Mit dem zunehmenden Leerstand von Ladengeschäften boomt auch die Vermittlung von Zwischen-Nutzungen an guter Lage. Deshalb ist es nicht verwunderlich, dass sich Pop-up-Läden in den letzten fünf Jahren auch in der Schweiz etabliert haben. Während es bei Corporate & Retail Architecture darum geht, die Markenwerte sichtbar und erlebbar zu machen, gilt es bei Pop-up-Läden, neue, verblüffende Lösungen auszuprobieren.

Ein neues Format

Im Kern geht es um eine zeitlich begrenzte Zwischen-Nutzung eines Gebäudes mit dem Ziel, ein tolles, intensives Erlebnis für die Kunden zu generieren, das sie mit der Marke verbinden – und dies in allen Bereichen der Dienstleistung. Von Retail über Gastronomie bis zum Haar-Styling nutzen Start-ups und etablierte Marken die Möglichkeit, mit ihren temporären Läden Kunden zu überraschen. Nicht selten sind sie auch ein Marketing-Instrument, um neue Formate oder Produkte und Dienstleistungen zu testen oder um auf die Marke selbst aufmerksam zu machen.

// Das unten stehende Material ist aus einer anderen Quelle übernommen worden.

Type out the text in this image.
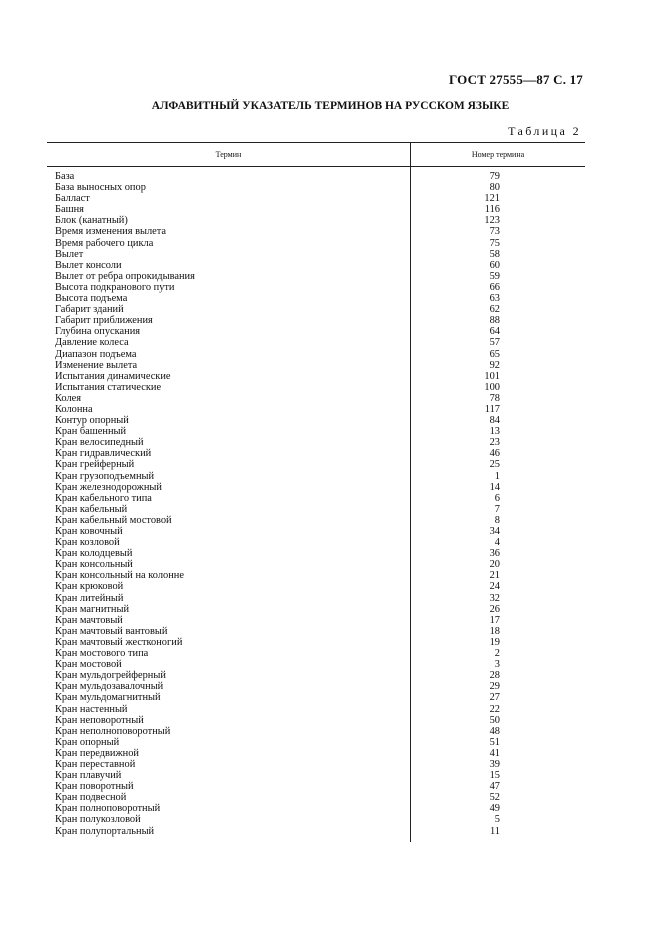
ГОСТ 27555—87 С. 17
АЛФАВИТНЫЙ УКАЗАТЕЛЬ ТЕРМИНОВ НА РУССКОМ ЯЗЫКЕ
Таблица 2
Термин	Номер термина
База	79
База выносных опор	80
Балласт	121
Башня	116
Блок (канатный)	123
Время изменения вылета	73
Время рабочего цикла	75
Вылет	58
Вылет консоли	60
Вылет от ребра опрокидывания	59
Высота подкранового пути	66
Высота подъема	63
Габарит зданий	62
Габарит приближения	88
Глубина опускания	64
Давление колеса	57
Диапазон подъема	65
Изменение вылета	92
Испытания динамические	101
Испытания статические	100
Колея	78
Колонна	117
Контур опорный	84
Кран башенный	13
Кран велосипедный	23
Кран гидравлический	46
Кран грейферный	25
Кран грузоподъемный	1
Кран железнодорожный	14
Кран кабельного типа	6
Кран кабельный	7
Кран кабельный мостовой	8
Кран ковочный	34
Кран козловой	4
Кран колодцевый	36
Кран консольный	20
Кран консольный на колонне	21
Кран крюковой	24
Кран литейный	32
Кран магнитный	26
Кран мачтовый	17
Кран мачтовый вантовый	18
Кран мачтовый жестконогий	19
Кран мостового типа	2
Кран мостовой	3
Кран мульдогрейферный	28
Кран мульдозавалочный	29
Кран мульдомагнитный	27
Кран настенный	22
Кран неповоротный	50
Кран неполноповоротный	48
Кран опорный	51
Кран передвижной	41
Кран переставной	39
Кран плавучий	15
Кран поворотный	47
Кран подвесной	52
Кран полноповоротный	49
Кран полукозловой	5
Кран полупортальный	11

Für das Laden-Design eröffnen sich mit dem Pop-up-Format neue, interessante Möglichkeiten. Etablierte Marken verlassen darin den geschützten, meist auch etwas steiferen Rahmen ihres Corporate Design und sind bereit, sich von einer neuen, inspirierenden Seite zu zeigen. Neue Materialien in ungewohnten und irritierenden Kombinationen können getestet werden.

Best Practice

Ein schönes Beispiel dafür ist der Pop-up-Laden der Sportbekleidungsmarke Kjus an der Bahnhofstrasse in Zürich. Mit seiner einfachen, übersichtlichen Gestaltung hat das Unternehmen bei potenziellen Kunden die «Schwellenangst» abzubauen versucht, die das im Luxussegment angesiedelte Label sonst ausstrahlt. Aber auch Ikea hat an der Bahnhofstrasse einen guten Job gemacht. Das Unternehmen präsentiert sein Sortiment in einem stimmungsvollen Rahmen, und das weitab ihrer überfüllten Schauboxen entlang von Endlosschlaufen in ihren Peripherie-Geschäften – eine Wohltat für die Kunden und eine Aufwertung der Produkte.

Achtung, Klischee

Selbstverständlich braucht ein Pop-up-Laden heute auch eine seriöse Gestaltung. Die Zeiten, in denen man mit Europaletten und roher Spanplatte überraschen konnte, sind längst vorbei. Funktionsentfremdete Gegenstände oder rohes Material als temporäre Lösung zu verwenden, weil es ohne Planung direkt aufgebaut und im besten Fall zurück in den Kreislauf geführt werden kann, ist heute eher ein Klischee. Aus ökonomischer und ökologischer Sicht verschiebt sich die Gewichtung bei der Realisierung von temporären Bauten. So fallen im Verhältnis zur Nutzung die Vorbereitung, der Transport, der Aufbau und Rückbau sowie die Entsorgung stärker ins Gewicht als bei dauerhaften Bauten.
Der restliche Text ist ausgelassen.